[swift-evolution] floating point numbers implicit conversion

Stephen Canon scanon at apple.com
Mon Jun 19 17:08:44 CDT 2017


> On Jun 19, 2017, at 5:43 PM, David Sweeris <davesweeris at mac.com> wrote:
> 
> Sent from my iPhone
> On Jun 19, 2017, at 13:44, John McCall via swift-evolution <swift-evolution at swift.org <mailto:swift-evolution at swift.org>> wrote:
> 
>>> On Jun 19, 2017, at 1:58 PM, Stephen Canon via swift-evolution <swift-evolution at swift.org <mailto:swift-evolution at swift.org>> wrote:
>>>> On Jun 19, 2017, at 11:46 AM, Ted F.A. van Gaalen via swift-evolution <swift-evolution at swift.org <mailto:swift-evolution at swift.org>> wrote:
>>>> 
>>>> var result: Float = 0.0
>>>> result = float * integer * uint8 +  double   
>>>> // here, all operands should be implicitly promoted to Double before the complete expression evaluation.
>>> 
>>> You would have this produce different results than:
>>> 
>>> 	let temp = float * integer * uint8
>>> 	result = temp + double
>>> 
>>> That would be extremely surprising to many unsuspecting users.
>>> 
>>> Don’t get me wrong; I *really want* implicit promotions (I proposed one scheme for them  way back when Swift was first unveiled publicly).
>> 
>> I don't!  At least not for floating point.  It is important for both reliable behavior and performance that programmers understand and minimize the conversions they do between different floating-point types.
> 
> How expensive is it?

On most contemporary hardware, it’s comparable to a floating-point add or multiply. On current generation Intel, it’s actually a little bit more expensive than that. Not catastrophic, but expensive enough that you are throwing away half or more of your performance if you incur spurious conversions on every operation.

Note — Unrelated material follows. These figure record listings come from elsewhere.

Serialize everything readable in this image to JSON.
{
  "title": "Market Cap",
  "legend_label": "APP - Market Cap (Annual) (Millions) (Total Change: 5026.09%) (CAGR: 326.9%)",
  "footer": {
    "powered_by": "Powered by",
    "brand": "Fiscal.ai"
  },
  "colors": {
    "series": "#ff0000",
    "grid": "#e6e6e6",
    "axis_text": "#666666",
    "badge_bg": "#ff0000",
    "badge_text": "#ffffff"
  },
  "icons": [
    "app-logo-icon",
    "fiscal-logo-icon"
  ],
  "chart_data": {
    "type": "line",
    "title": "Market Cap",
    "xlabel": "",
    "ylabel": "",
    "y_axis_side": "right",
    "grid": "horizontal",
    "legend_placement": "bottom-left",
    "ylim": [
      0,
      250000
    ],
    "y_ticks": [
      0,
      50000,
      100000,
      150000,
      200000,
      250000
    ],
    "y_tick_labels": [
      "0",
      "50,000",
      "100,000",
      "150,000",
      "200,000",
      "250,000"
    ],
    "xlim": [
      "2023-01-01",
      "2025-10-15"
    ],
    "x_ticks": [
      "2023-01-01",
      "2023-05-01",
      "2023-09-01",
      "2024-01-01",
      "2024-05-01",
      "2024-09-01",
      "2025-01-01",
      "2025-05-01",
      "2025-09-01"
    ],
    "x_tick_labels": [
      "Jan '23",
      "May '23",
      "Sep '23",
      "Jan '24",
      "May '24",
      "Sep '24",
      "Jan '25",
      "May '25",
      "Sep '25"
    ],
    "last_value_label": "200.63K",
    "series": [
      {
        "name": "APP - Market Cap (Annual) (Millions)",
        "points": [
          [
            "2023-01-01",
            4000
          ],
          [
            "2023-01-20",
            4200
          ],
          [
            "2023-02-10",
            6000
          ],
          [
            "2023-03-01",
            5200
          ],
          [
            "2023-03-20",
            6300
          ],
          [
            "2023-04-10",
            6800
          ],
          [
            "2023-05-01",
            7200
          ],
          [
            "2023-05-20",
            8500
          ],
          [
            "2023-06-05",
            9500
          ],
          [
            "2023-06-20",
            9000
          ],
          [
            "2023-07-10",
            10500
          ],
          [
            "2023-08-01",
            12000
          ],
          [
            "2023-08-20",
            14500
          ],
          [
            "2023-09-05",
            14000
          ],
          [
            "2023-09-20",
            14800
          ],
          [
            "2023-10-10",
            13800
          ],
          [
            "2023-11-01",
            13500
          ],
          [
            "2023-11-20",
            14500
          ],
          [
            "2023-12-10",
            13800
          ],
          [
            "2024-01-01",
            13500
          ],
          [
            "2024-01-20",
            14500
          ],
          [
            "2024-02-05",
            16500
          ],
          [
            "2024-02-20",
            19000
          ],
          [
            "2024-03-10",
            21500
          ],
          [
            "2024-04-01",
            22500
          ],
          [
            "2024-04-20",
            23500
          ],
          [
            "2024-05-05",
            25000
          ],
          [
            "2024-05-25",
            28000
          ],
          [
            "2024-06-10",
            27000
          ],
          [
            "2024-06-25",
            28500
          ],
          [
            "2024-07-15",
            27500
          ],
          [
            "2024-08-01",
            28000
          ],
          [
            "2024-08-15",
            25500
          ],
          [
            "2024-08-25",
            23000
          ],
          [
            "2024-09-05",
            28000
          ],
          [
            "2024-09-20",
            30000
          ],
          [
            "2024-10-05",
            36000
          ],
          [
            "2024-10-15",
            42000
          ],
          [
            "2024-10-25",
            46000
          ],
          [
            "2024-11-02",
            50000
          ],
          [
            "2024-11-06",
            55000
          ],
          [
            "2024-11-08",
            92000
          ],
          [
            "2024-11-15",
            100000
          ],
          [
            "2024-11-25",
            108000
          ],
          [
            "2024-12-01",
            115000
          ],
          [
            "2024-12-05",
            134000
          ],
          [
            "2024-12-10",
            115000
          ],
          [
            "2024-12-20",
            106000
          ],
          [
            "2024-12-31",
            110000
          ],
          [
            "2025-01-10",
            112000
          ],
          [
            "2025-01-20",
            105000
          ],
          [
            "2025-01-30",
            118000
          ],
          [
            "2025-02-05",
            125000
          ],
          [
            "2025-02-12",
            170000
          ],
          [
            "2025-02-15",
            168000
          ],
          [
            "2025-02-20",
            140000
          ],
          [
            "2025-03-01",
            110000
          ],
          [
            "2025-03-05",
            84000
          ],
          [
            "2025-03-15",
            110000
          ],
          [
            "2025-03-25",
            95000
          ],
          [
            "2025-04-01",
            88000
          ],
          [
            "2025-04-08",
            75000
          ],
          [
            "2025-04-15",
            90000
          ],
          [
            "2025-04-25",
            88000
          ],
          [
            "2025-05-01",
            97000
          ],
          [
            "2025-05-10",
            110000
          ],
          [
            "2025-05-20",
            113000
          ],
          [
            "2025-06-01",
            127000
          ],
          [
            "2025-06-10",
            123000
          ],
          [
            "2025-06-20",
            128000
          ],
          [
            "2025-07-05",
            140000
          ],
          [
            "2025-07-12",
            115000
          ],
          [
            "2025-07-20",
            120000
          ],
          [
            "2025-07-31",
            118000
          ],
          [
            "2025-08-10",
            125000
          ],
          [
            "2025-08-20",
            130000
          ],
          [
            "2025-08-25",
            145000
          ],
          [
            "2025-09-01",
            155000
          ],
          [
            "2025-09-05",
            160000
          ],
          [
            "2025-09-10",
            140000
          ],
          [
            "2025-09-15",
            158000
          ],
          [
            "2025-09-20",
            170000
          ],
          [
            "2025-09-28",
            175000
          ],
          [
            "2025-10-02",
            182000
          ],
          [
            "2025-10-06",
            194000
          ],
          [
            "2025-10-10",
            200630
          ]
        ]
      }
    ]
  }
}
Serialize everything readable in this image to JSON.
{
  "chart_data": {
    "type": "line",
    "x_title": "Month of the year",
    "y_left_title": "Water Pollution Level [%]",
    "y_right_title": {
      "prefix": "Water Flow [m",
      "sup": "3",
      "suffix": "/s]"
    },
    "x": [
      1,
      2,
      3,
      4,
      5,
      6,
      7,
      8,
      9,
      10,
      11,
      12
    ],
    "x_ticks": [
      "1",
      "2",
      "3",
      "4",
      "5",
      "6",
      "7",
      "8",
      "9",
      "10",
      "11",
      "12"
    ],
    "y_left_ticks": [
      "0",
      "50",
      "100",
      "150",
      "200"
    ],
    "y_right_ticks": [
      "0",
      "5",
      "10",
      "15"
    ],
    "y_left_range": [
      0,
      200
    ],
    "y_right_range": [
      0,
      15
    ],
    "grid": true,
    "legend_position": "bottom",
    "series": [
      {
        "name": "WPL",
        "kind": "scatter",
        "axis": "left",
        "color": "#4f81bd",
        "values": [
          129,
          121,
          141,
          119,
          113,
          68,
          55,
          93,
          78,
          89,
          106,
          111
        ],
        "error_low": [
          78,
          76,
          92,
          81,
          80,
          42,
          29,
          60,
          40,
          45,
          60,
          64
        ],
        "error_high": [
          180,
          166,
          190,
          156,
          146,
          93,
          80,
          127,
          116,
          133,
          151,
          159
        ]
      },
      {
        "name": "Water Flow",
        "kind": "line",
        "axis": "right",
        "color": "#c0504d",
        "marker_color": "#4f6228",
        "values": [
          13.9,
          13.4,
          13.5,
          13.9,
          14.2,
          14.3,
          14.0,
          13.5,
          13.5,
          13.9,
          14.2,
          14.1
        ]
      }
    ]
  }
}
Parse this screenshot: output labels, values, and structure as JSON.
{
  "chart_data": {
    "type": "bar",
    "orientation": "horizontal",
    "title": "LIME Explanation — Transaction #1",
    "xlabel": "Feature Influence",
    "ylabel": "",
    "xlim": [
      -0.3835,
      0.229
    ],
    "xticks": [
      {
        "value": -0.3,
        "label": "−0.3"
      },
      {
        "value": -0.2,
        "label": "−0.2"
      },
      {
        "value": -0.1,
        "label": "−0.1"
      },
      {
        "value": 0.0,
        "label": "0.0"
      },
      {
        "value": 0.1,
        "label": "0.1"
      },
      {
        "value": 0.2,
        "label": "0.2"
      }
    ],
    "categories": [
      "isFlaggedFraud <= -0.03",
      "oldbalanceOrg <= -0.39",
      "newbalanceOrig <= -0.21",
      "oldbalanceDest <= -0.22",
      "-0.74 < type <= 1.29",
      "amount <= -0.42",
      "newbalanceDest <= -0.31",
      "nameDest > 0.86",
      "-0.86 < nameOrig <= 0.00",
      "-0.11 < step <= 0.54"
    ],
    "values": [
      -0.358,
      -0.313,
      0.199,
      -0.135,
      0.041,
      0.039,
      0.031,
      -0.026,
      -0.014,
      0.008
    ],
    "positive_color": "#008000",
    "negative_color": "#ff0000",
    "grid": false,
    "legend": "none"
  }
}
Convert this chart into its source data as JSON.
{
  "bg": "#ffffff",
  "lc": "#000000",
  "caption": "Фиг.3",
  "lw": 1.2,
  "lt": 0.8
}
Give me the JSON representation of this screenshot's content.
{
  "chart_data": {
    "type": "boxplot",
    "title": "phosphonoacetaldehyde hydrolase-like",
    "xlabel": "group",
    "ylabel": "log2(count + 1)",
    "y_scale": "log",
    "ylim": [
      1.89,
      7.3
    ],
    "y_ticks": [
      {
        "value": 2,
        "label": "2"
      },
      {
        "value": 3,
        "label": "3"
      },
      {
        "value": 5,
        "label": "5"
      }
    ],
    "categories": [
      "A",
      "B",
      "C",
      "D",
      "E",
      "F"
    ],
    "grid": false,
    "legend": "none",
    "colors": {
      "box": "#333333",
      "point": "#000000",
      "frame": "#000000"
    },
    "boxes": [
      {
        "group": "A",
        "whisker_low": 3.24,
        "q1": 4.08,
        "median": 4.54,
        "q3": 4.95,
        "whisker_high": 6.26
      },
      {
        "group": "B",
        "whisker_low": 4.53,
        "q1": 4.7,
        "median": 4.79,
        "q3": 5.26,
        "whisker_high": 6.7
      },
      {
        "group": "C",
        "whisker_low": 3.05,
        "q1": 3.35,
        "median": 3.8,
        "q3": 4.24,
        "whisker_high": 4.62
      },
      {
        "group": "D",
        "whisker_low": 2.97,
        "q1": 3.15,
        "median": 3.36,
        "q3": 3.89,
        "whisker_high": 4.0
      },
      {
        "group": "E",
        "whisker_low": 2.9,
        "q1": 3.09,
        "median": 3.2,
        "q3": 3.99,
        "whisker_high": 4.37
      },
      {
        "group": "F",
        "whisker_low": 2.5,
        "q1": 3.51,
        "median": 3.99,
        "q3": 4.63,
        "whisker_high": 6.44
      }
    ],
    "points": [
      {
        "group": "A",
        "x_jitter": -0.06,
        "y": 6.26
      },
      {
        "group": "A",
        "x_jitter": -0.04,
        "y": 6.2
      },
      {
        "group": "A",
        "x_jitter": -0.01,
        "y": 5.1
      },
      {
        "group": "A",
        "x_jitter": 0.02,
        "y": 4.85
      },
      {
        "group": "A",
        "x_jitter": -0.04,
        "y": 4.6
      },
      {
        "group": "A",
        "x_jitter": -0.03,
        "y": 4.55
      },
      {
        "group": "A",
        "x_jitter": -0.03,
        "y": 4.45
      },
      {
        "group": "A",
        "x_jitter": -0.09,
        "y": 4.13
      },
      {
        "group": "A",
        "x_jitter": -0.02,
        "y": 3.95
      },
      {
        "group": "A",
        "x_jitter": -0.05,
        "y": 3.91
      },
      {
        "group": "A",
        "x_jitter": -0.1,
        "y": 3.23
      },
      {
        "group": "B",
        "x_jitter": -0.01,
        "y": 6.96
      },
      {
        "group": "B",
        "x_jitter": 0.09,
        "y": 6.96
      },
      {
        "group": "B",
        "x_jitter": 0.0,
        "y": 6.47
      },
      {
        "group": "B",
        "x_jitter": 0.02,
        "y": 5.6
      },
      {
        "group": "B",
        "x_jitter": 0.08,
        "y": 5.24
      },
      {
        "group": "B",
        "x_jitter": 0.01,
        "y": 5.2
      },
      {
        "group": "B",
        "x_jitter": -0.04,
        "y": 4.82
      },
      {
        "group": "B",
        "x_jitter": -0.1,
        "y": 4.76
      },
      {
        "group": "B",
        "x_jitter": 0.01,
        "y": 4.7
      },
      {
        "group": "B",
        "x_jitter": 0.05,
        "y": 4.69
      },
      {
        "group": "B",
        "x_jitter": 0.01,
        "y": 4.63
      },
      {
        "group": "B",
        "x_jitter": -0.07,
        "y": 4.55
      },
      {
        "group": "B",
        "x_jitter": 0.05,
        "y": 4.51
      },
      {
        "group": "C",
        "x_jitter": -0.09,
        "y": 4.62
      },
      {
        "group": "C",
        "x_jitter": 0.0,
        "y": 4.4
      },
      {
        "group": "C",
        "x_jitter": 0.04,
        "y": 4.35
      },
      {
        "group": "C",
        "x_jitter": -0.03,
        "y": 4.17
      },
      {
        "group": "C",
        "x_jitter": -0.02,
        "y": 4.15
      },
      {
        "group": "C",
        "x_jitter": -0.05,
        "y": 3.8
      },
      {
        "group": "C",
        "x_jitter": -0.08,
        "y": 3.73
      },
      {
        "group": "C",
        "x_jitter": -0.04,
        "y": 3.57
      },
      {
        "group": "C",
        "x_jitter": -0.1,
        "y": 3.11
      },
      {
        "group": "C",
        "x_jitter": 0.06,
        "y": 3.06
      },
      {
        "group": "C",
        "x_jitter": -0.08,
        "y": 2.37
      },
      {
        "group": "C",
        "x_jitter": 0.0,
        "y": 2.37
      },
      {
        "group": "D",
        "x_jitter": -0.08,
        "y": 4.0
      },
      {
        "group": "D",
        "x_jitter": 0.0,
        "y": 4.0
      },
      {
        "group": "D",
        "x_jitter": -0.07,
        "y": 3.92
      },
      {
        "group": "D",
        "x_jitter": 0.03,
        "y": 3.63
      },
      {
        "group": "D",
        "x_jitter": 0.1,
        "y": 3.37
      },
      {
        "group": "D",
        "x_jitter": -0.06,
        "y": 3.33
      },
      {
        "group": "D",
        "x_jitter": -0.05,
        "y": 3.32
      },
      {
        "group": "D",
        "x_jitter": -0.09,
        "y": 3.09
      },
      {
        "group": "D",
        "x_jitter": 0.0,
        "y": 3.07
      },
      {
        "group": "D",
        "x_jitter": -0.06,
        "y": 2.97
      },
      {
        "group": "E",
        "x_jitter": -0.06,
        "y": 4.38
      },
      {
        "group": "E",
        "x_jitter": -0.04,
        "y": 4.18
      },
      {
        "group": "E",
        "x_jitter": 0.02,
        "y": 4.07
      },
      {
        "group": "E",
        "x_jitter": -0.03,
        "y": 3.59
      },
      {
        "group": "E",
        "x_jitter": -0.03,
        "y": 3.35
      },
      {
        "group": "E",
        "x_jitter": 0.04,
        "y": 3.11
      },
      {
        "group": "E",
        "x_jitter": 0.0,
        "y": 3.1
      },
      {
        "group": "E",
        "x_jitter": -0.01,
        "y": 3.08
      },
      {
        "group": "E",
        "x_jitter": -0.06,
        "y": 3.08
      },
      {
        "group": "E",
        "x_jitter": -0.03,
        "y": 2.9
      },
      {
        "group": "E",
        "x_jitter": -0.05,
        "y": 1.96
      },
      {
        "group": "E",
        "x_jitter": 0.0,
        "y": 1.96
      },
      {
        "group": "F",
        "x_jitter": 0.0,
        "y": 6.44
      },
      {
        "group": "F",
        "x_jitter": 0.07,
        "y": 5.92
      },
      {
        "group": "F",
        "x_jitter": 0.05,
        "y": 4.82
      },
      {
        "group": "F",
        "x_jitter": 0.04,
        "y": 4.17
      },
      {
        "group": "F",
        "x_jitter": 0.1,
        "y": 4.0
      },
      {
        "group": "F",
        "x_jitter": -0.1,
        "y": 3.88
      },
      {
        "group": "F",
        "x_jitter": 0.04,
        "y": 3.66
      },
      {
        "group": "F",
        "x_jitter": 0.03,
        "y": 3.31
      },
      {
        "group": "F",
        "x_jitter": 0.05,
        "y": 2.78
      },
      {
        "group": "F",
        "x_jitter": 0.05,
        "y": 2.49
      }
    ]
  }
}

This is really common in C and C++ where a naked floating-point literal like 1.2 is double:

	float x;
	x *= 1.2;

Instead of a bare multiplication (current generation x86 hardware: 1 µop and 4 cycles latency) this produces a convert-to-double, multiplication, and convert-to-float (5 µops and 14 cycles latency per Agner Fog).